A true public-private partnership, WaterSense is a voluntary product efficiency labeling program that identifies efficient and high-performing water-consuming products. While the EPA spends approximately $3 million a year to administer the program, it has saved consumers more than $33 billion in water and energy bills since the program’s inception in 2006. The program is widely supported across the building industry and has enjoyed bipartisan support on Capitol Hill throughout its existence.
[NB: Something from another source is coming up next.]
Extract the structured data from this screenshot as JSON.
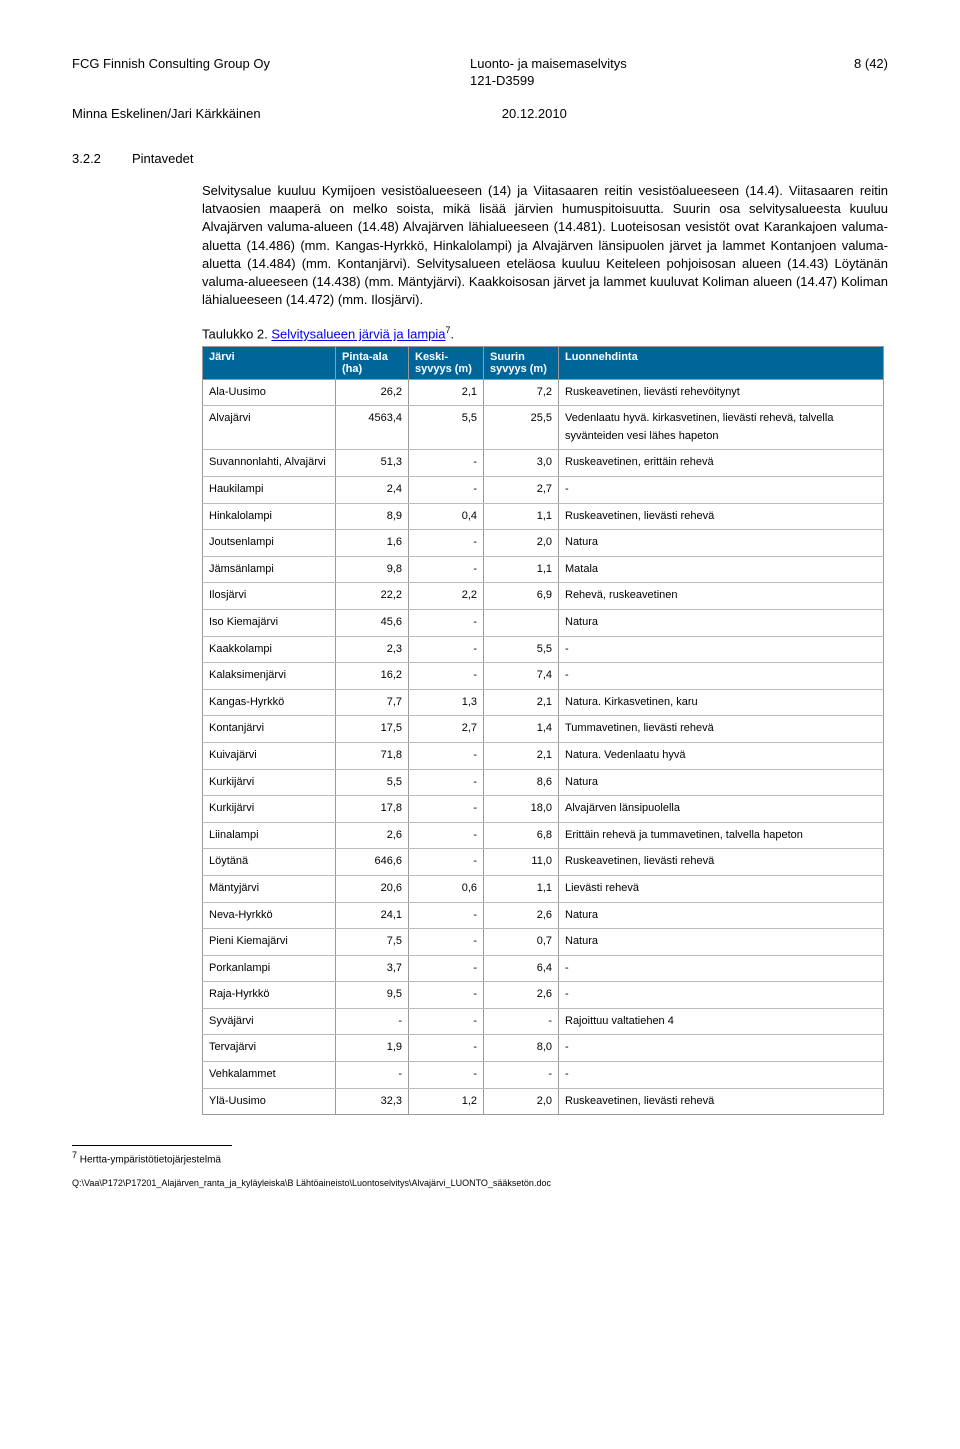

This support is not only due to the program’s successful outcomes, but also because of the quality and integrity of the products bearing the WaterSense label, which are the result of federal government oversight and third-party certification.
Modeled after the ENERGY STAR program, WaterSense seeks to protect the future of the U.S. water supply by offering consumers a simple way to make product-purchasing choices that conserve water with no sacrifice to quality or performance. Services and products earning the WaterSense label have been certified as more efficient while performing just as well as average products in the same category. Such products include toilets, urinals, showerheads, bathroom faucets, landscape irrigation controllers and pre-rinse spray valves.
IAPMO R&T is a leading provider of WaterSense product certification in the nation and has been a U.S. EPA licensed provider, accredited by the American National Standards Institute (ANSI), since 2007, certifying the first high-efficiency toilet (HET) to the standard in April of that year. To date, IAPMO R&T, part of The IAPMO Group, has certified thousands of such water-efficient products to the WaterSense specifications.